Ему никто не отвечает.
Когда Сэм поднимает голову, кресло Дина пустует, вдавленное его весом сиденье ещё не до конца распрямилось.
— Дин? — неуверенно зовёт он.
Дин возвращается через три минуты: Сэм сначала слышит стучащую о пол трость, шаркающие шаги, а потом уже видит его самого. Дин носит тапочки. Не вислоухих пухлых собак, конечно, и всё же. Сэм к этому почти привык.
— Ходил попить. — Дин пожимает плечами, снова усаживаясь в кресло. — Надо идти что-нибудь приготовить, но так лень.
Сэму кажется, что он за что-то извиняется, но эта мысль быстро сменяется другой.
— А я вчера приготовил, — хвастается он невпопад, крутя на кисти пружинку. Перед глазами рябит пёстрым: жёлтый-оранжевый-жёлтый-зелёный…
…Вокруг чёрного мраморного камня сентябрьский ветер разметает хвою и засохшие лепестки плюмерий, бывшие белыми ещё две недели назад.
Ни белого, ни чёрного у радуги нет.
-6-
Утром у Сэма поразительно хорошее настроение, но оно, по всей видимости, отражается от зеркала так же, как и световые лучи: Дин странно молчит и на вопросы отвечает рассеянно. У него слишком задумчивый, даже угрюмый вид, и Сэм ляпает первое, что приходит ему в голову:
— Дин, сердце? Болит?
Дин резко поднимает голову, схлёстывается с ним взглядом.
— Что? А, нет… Нет. Нормально. Колени сегодня ломит и давление чёртово… Пройдёт.
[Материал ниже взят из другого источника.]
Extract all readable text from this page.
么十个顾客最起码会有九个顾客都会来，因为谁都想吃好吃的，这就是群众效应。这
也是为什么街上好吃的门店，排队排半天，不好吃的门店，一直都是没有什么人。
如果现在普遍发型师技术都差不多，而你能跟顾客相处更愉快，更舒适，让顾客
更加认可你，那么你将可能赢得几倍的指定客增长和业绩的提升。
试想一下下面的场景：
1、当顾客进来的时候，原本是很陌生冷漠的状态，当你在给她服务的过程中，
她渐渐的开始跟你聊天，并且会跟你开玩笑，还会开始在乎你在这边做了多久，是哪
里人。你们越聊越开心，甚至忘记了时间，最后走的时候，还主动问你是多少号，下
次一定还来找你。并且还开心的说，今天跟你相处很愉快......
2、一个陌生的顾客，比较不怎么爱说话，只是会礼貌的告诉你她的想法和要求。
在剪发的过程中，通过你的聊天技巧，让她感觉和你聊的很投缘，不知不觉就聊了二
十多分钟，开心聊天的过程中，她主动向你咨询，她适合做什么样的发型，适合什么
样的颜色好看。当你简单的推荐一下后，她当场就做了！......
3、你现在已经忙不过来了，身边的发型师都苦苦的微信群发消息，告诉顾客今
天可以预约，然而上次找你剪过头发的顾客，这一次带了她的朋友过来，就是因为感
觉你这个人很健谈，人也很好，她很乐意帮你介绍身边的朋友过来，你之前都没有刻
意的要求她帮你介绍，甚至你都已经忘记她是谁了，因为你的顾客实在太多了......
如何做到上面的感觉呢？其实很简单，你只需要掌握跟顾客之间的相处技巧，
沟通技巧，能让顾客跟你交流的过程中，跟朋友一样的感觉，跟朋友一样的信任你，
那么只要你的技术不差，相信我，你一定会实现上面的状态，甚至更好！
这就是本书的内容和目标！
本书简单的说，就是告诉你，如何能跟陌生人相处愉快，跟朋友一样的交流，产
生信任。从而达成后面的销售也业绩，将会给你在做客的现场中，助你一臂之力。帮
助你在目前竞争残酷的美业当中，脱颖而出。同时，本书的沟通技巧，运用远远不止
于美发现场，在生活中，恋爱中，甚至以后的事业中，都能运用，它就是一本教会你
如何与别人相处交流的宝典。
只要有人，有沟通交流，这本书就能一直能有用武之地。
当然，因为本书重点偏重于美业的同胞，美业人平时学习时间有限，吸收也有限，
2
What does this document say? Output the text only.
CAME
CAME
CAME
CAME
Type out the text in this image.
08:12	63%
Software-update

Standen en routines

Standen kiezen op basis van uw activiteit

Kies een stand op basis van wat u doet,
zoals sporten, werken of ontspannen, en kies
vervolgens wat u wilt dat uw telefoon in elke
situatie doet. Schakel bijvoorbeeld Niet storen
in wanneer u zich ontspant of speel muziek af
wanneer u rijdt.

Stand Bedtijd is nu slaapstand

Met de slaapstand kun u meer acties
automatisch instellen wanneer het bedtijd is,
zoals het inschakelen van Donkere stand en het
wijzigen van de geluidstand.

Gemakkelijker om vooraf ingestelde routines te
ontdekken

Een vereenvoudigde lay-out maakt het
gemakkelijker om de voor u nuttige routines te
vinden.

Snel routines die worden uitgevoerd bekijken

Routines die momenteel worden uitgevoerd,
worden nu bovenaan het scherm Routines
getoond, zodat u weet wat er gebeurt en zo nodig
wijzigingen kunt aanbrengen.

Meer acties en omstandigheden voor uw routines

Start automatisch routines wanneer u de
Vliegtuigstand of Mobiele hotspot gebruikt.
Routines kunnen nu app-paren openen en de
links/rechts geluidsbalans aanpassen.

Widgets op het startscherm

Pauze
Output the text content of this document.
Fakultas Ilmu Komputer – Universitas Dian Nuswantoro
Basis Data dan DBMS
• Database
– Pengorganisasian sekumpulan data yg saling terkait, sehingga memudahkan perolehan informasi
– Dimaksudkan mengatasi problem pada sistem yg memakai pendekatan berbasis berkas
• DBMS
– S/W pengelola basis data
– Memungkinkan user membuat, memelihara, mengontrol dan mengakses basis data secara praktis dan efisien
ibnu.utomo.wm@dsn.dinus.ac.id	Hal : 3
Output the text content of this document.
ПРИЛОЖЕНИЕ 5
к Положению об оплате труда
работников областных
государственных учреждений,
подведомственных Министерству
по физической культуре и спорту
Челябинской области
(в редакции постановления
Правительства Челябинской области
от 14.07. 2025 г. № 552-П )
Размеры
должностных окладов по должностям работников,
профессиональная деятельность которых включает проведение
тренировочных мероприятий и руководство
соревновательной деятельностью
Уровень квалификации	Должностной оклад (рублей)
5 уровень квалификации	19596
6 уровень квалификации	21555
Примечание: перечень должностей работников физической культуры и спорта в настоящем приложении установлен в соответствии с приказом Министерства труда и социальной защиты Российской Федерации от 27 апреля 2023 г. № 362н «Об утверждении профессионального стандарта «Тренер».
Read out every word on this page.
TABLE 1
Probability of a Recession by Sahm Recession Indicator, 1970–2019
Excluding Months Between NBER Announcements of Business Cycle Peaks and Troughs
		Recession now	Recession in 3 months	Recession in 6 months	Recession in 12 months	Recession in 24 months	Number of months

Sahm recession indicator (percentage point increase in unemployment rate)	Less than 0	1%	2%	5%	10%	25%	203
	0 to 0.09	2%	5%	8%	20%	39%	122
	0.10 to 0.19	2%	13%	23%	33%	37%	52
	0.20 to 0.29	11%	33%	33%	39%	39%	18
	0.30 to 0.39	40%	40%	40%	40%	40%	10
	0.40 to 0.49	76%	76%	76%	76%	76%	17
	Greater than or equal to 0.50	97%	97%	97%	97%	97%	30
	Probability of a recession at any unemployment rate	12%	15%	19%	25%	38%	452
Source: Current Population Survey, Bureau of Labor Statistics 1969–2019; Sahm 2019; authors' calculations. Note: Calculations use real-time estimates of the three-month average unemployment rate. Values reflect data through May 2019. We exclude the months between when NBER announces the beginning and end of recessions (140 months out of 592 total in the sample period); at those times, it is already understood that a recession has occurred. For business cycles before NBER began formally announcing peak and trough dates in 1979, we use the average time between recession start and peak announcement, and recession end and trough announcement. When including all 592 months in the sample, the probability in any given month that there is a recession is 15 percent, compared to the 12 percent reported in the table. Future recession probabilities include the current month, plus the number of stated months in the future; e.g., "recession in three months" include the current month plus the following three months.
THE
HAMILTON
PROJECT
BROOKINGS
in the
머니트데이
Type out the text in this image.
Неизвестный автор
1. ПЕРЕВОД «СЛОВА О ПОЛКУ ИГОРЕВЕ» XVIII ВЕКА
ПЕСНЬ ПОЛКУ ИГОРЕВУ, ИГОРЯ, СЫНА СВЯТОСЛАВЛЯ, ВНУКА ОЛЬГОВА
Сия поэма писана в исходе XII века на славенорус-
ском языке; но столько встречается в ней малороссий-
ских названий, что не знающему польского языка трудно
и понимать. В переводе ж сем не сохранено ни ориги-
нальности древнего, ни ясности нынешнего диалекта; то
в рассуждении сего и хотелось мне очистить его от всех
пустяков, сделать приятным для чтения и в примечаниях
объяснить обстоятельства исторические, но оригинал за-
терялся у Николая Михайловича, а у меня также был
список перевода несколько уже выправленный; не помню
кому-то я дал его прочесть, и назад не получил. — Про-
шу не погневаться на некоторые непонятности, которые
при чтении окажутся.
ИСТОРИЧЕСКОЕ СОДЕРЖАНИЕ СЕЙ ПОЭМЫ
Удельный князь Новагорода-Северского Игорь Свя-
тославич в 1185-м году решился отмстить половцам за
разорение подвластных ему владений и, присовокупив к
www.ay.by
Пройдёт, конечно.
Немного, но это Сэма успокаивает, потому что Дин действительно не выглядит больным. Странным, отчуждённым, но не больным.
Пожав плечами, Сэм спускается на кухню, разогревает вчерашнюю лазанью, но в горло и кусок не лезет. Смутное, непонятное предчувствие противно скребёт его изнутри. Хорошее настроение Сэм сметает вместе с хлебными крошками со своего стола в мусорное ведро. Он сам звонит Бобби, надеясь, что разговор с ним разгонит странный морок, но собеседник из него тоже получается поганый. Бобби ни о чем его не спрашивает, и это странным образом злит. Скомкано попрощавшись, Сэм бросает трубку и выходит на улицу, глубоко вдыхая стылый лесной воздух.
Он знает, что должен что-то решать. Но… в конце концов, периодический выезд в соседние штаты — не такая уж и плохая идея. Он сможет уезжать и дальше. Чуть позже. Бобина крутанулась слишком сильно, приматывая его намертво.
Наверное, это… дом.
Постояв еще пару минут на крыльце, Сэм возвращается внутрь.
— Я тут подумал, — начинает он, поднявшись к себе в комнату и с размаху плюхнувшись на кровать, — что лучше…
Он глотает остаток фразы, встретившись взглядом с Дином, стоящим прямо у зеркала, и понимает, что снова разучился дышать. Сэм помнит этот взгляд. Тогда часы били полночь, в дверь скреблись с той стороны, и Дин прощался с ним одними глазами.
Сам не замечая того, что сполз с кровати на пол и теперь стоит на коленях напротив зеркала, он хрипит:
— Что ты… Тебе для трюкачеств уже поздновато, Дин. Ты же просто решил заделаться Майклом Джексоном, да ведь?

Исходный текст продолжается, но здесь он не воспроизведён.